Always I have been a fan of little things. I had a wagon as a child, a little red one, and used to drag it around the garden and to houses checking if anyone had any “little things” to spare. I favored tiny objects: a plastic monkey from Barrel of Monkeys, a ceramic owl, a broken tiny figurine, a fancy shaped rock.
My passion for small things extended to books. Even now, my faves are 03, (74 tiny pages), Briar Rose by Coover, (86) Theseus by Gide (51). And I’d rather have ten pages of Aristophanes than 100,000 of old English verse.

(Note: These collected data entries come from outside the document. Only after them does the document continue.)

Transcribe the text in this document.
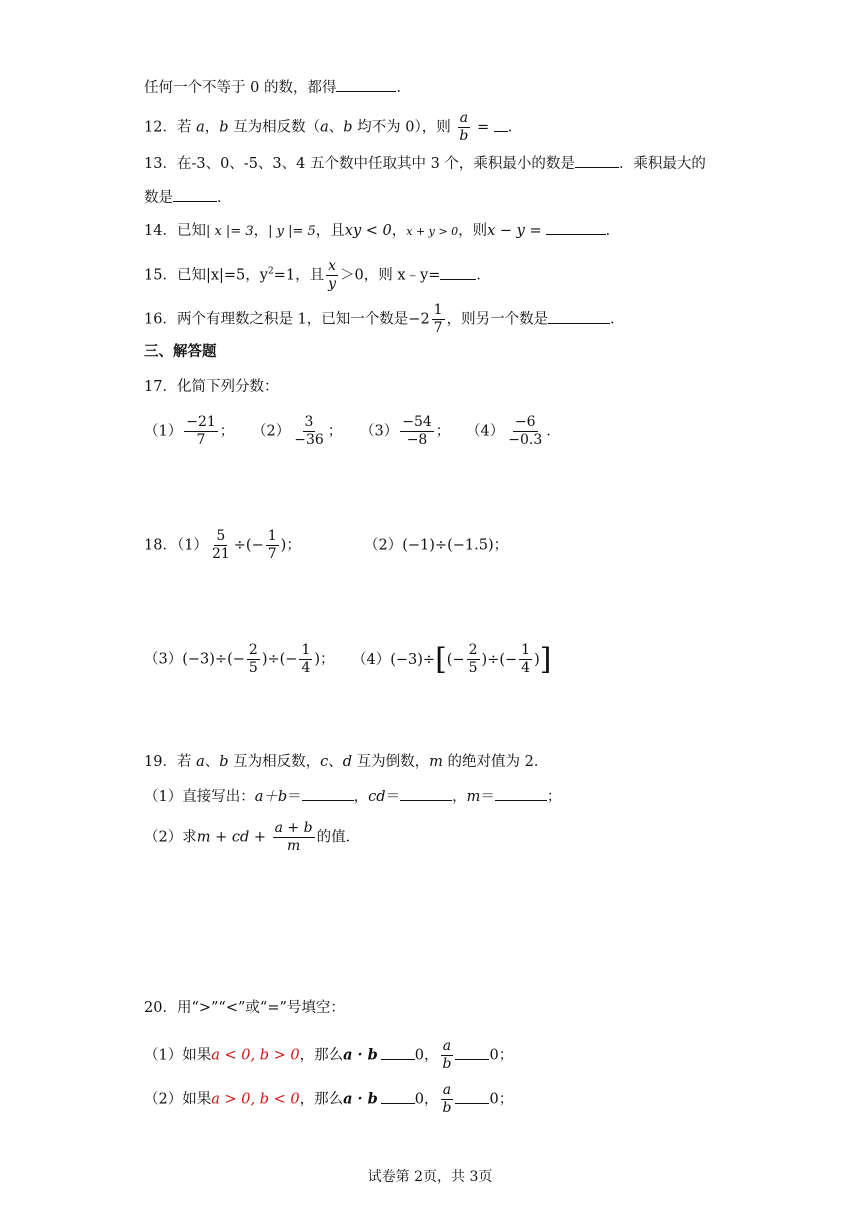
任何一个不等于 0 的数，都得	．
12．若 a，b 互为相反数（a、b 均不为 0），则 $\frac{a}{b}$ = .
13．在-3、0、-5、3、4 五个数中任取其中 3 个，乘积最小的数是	．乘积最大的
数是	．
14．已知| x |= 3，| y |= 5，且xy < 0，x + y > 0，则x − y =	．
15．已知|x|=5，$y^2=1$，且 $\frac{x}{y} >0$，则 x﹣y= ．
16．两个有理数之积是 1，已知一个数是$-2 \frac{1}{7}$ ，则另一个数是	．
三、解答题
17．化简下列分数：
$(1) \frac{-21}{7}$ ； $(2) \frac{3}{-36}$ ； $(3) \frac{-54}{-8}$ ； $(4) \frac{-6}{-0.3}$ ．
18．$(1) \frac{5}{21}$ ÷(− $\frac{1}{7}$ )；	（2）(−1)÷(−1.5)；
$(3)(-3)\div(- \frac{2}{5}$ )÷(− $\frac{1}{4}$ )； $(4)(-3)\div[(- \frac{2}{5}$ )÷(− $\frac{1}{4}$ )]
19．若 a、b 互为相反数，c、d 互为倒数，m 的绝对值为 2．
（1）直接写出：a＋b＝	，cd＝	，m＝	；
（2）求m + cd + $\frac{a + b}{m}$ 的值．
20．用“>”“<”或“=”号填空：
（1）如果a < 0, b > 0，那么a · b	0， $\frac{a}{b} 0$；
（2）如果a > 0, b < 0，那么a · b	0， $\frac{a}{b} 0$；
试卷第 2页，共 3页
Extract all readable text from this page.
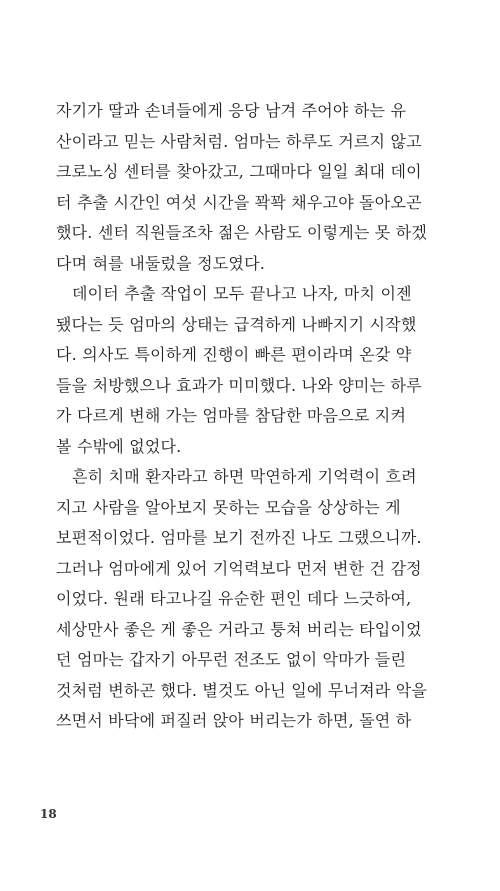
자기가 딸과 손녀들에게 응당 남겨 주어야 하는 유
산이라고 믿는 사람처럼. 엄마는 하루도 거르지 않고
크로노싱 센터를 찾아갔고, 그때마다 일일 최대 데이
터 추출 시간인 여섯 시간을 꽉꽉 채우고야 돌아오곤
했다. 센터 직원들조차 젊은 사람도 이렇게는 못 하겠
다며 혀를 내둘렀을 정도였다.
데이터 추출 작업이 모두 끝나고 나자, 마치 이젠
됐다는 듯 엄마의 상태는 급격하게 나빠지기 시작했
다. 의사도 특이하게 진행이 빠른 편이라며 온갖 약
들을 처방했으나 효과가 미미했다. 나와 양미는 하루
가 다르게 변해 가는 엄마를 참담한 마음으로 지켜
볼 수밖에 없었다.
흔히 치매 환자라고 하면 막연하게 기억력이 흐려
지고 사람을 알아보지 못하는 모습을 상상하는 게
보편적이었다. 엄마를 보기 전까진 나도 그랬으니까.
그러나 엄마에게 있어 기억력보다 먼저 변한 건 감정
이었다. 원래 타고나길 유순한 편인 데다 느긋하여,
세상만사 좋은 게 좋은 거라고 퉁쳐 버리는 타입이었
던 엄마는 갑자기 아무런 전조도 없이 악마가 들린
것처럼 변하곤 했다. 별것도 아닌 일에 무너져라 악을
쓰면서 바닥에 퍼질러 앉아 버리는가 하면, 돌연 하
18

As a teenager, one of my favorite discoveries was Seventh Heaven by Patti Smith: 47 pages, in a tiny little white paperback, and with the following poem, in its entirety, about Marianne Faithfull:
I was born in Hampstead. My mother wasn’t
screaming so they didn’t believe she was in
labor. Later I went to convent school. Later
I rode in leather. Later I took some sleeping
pills. I needed to lose
Jane Eyre is tiny, too, at least my 1932 edition is. So is Smith of Wooton Major. Could it be that small terrors must be contained in small spaces? That striving to fit all we can into into a tiny box or space or form or page, is a way to control that emotion, that experience, that pain. Lynne Tillman, having recently received my 52 Men galley kindly sent me her little book, above, the 58-page Weird Fucks. And it’s all there: the intensity, the glee, the intelligence, the pain and the loss and the making of her, we, us.